To understand this better, take the Ironic Process Theory or, as it’s most commonly known, the ‘white bear problem’. It is a psychological process where deliberately supressing certain thoughts cause them to surface more prominently in your brain. One of the most popular examples of this is how when someone actively tries to not think of a white bear and an image of a polar bear props up in their heads every single time.

“Thoughts are self-reinforcing: thinking a thought increases its memory strength and the probability that it will recur,” reads the study, “In other words, every time we have to reactively reject an unwanted association, it has the potential to become even stronger. Critically, however, we also found that people can partially preempt this process if they want to ensure that this thought comes to mind as little as possible.”

What the study is referring to here is increasing the levels of proactive control in our brains, something the researchers attempted with a group of 80 volunteers.

Since proactive control is not common and difficult to investigate, the study simplified the process by getting the subjects to focus on word associations.
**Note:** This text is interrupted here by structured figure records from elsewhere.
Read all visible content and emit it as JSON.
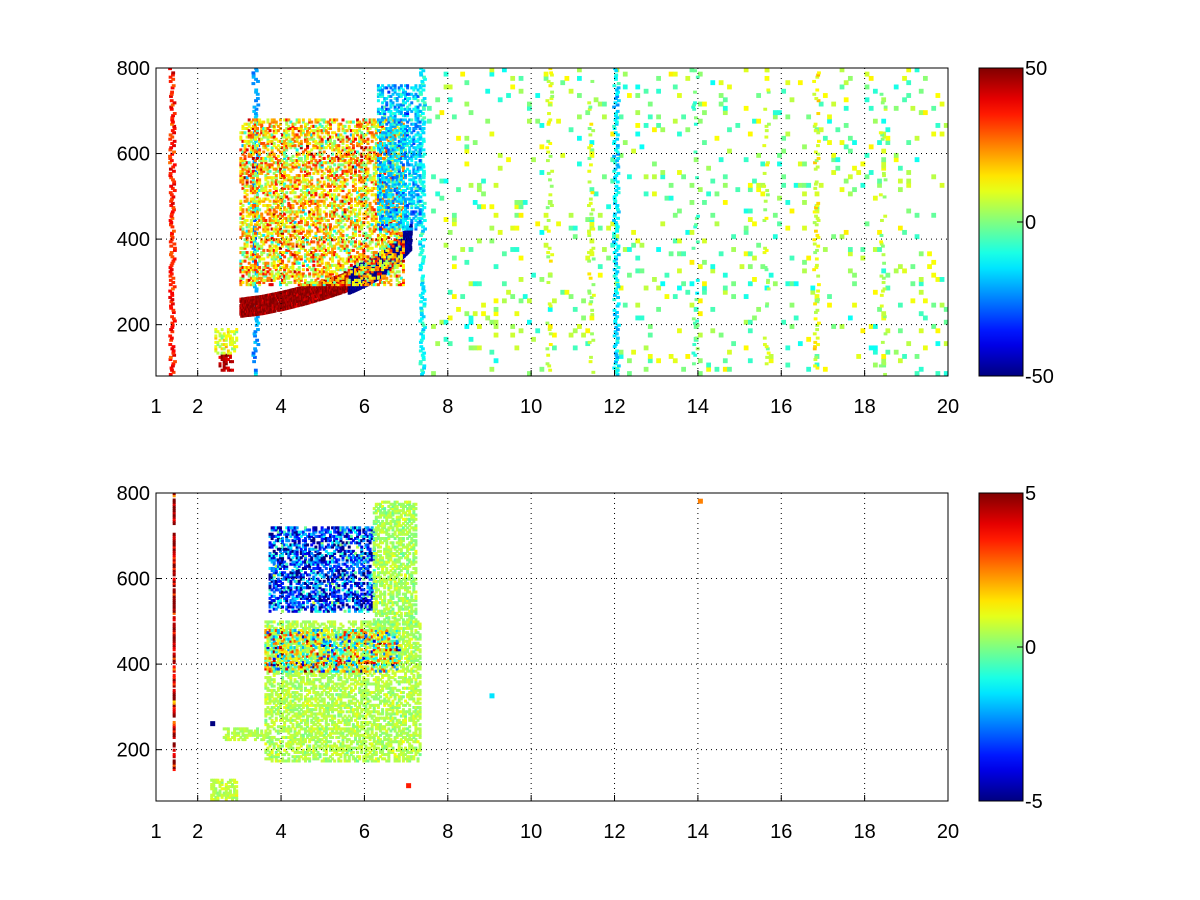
{
  "chart_data": [
    {
      "type": "heatmap",
      "title": "",
      "xlabel": "",
      "ylabel": "",
      "xlim": [
        1,
        20
      ],
      "ylim": [
        80,
        800
      ],
      "x_ticks": [
        1,
        2,
        4,
        6,
        8,
        10,
        12,
        14,
        16,
        18,
        20
      ],
      "y_ticks": [
        200,
        400,
        600,
        800
      ],
      "grid": true,
      "colormap": "jet",
      "missing_color": "#ffffff",
      "colorbar": {
        "range": [
          -50,
          50
        ],
        "ticks": [
          50,
          0,
          -50
        ],
        "placement": "right"
      },
      "features": [
        {
          "kind": "ridge",
          "x": [
            3.0,
            3.5,
            4.0,
            4.5,
            5.0,
            5.5,
            6.0
          ],
          "y": [
            238,
            244,
            254,
            266,
            280,
            296,
            316
          ],
          "value": 48,
          "thickness": 22
        },
        {
          "kind": "ridge",
          "x": [
            5.6,
            6.0,
            6.4,
            6.8,
            7.1
          ],
          "y": [
            300,
            318,
            340,
            375,
            405
          ],
          "value": -50,
          "thickness": 30
        },
        {
          "kind": "patch",
          "x": [
            3.0,
            6.9
          ],
          "y": [
            290,
            680
          ],
          "value": 16,
          "spread": 18
        },
        {
          "kind": "patch",
          "x": [
            6.3,
            7.3
          ],
          "y": [
            420,
            760
          ],
          "value": -18,
          "spread": 10
        },
        {
          "kind": "patch",
          "x": [
            2.5,
            2.8
          ],
          "y": [
            90,
            130
          ],
          "value": 45,
          "spread": 5
        },
        {
          "kind": "patch",
          "x": [
            2.4,
            2.9
          ],
          "y": [
            130,
            190
          ],
          "value": 10,
          "spread": 8
        }
      ],
      "stripes": [
        {
          "x": 1.35,
          "value": 35,
          "density": 0.9
        },
        {
          "x": 3.35,
          "value": -22,
          "density": 0.85
        },
        {
          "x": 7.35,
          "value": -12,
          "density": 0.9
        },
        {
          "x": 10.4,
          "value": 8,
          "density": 0.35
        },
        {
          "x": 11.4,
          "value": 6,
          "density": 0.35
        },
        {
          "x": 12.0,
          "value": -15,
          "density": 0.95
        },
        {
          "x": 13.9,
          "value": -4,
          "density": 0.25
        },
        {
          "x": 15.6,
          "value": 6,
          "density": 0.28
        },
        {
          "x": 16.8,
          "value": 10,
          "density": 0.4
        },
        {
          "x": 18.4,
          "value": 5,
          "density": 0.25
        }
      ],
      "sparse_points": {
        "x": [
          7.5,
          20
        ],
        "density": 0.07,
        "value_range": [
          -12,
          14
        ]
      }
    },
    {
      "type": "heatmap",
      "title": "",
      "xlabel": "",
      "ylabel": "",
      "xlim": [
        1,
        20
      ],
      "ylim": [
        80,
        800
      ],
      "x_ticks": [
        1,
        2,
        4,
        6,
        8,
        10,
        12,
        14,
        16,
        18,
        20
      ],
      "y_ticks": [
        200,
        400,
        600,
        800
      ],
      "grid": true,
      "colormap": "jet",
      "missing_color": "#ffffff",
      "colorbar": {
        "range": [
          -5,
          5
        ],
        "ticks": [
          5,
          0,
          -5
        ],
        "placement": "right"
      },
      "features": [
        {
          "kind": "region",
          "x": [
            3.6,
            7.3
          ],
          "y": [
            170,
            500
          ],
          "value": 0.5,
          "spread": 0.4
        },
        {
          "kind": "region",
          "x": [
            2.6,
            3.6
          ],
          "y": [
            220,
            250
          ],
          "value": 0.5,
          "spread": 0.3
        },
        {
          "kind": "region",
          "x": [
            2.3,
            2.9
          ],
          "y": [
            80,
            130
          ],
          "value": 0.6,
          "spread": 0.4
        },
        {
          "kind": "region",
          "x": [
            3.6,
            6.8
          ],
          "y": [
            380,
            480
          ],
          "value": 0.5,
          "spread": 3.0
        },
        {
          "kind": "region",
          "x": [
            3.7,
            6.2
          ],
          "y": [
            520,
            720
          ],
          "value": -3.2,
          "spread": 2.2
        },
        {
          "kind": "region",
          "x": [
            6.2,
            7.2
          ],
          "y": [
            480,
            780
          ],
          "value": 0.4,
          "spread": 0.5
        },
        {
          "kind": "line",
          "x": 1.4,
          "y": [
            150,
            800
          ],
          "value": 4.5
        }
      ],
      "isolated_points": [
        {
          "x": 14.0,
          "y": 775,
          "value": 2.5
        },
        {
          "x": 9.0,
          "y": 320,
          "value": -1.5
        },
        {
          "x": 7.0,
          "y": 110,
          "value": 3.5
        },
        {
          "x": 2.3,
          "y": 255,
          "value": -5.0
        }
      ]
    }
  ]
}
The subjects were asked to come up with new word associations for 60 common words as they were displayed one by one on a screen. Each word was randomly presented five non-consecutive times. The participants were divided into two groups, where the first group was told that they wouldn’t receive any monetary reward if they repeated any word association, like the word ‘chair’ with ‘table’, while the other was not given any indication about a monetary reward at all.

Through this, the researchers discovered that while most people relied on reactive control to not repeat the associations, it became easier to weaken the connection between certain thoughts, if the volunteers really put their minds to it.

“Although people could not avoid unwanted thoughts, they could ensure that thinking an unwanted thought does not increase the probability of it coming to mind again,” wrote Isaac Fradkin,a psychologist from the Hebrew University of Jerusalem, Israel, and the co-author of the study.

In case of the first group, their initial association of words, for example ‘table’ with ‘chair’, became an unwanted thought and the participants needed to suppress this thought from even forming in their brain the next time they saw the word ‘table’ on the screen, helping them exercise proactive control on this level.

Through a computation model, the reserachers were able to analyse reaction time and responses to conclude that it is possible to switch your brains from a reactive to a proactive thought control system with practice and intensive training.

The study, however, doesn’t mention any concrete methods of training that could be used to achieve this state, but presents an optimistic outlook of it being achievable at least. This could be a new approach to manage mental distress and issues on a smaller level.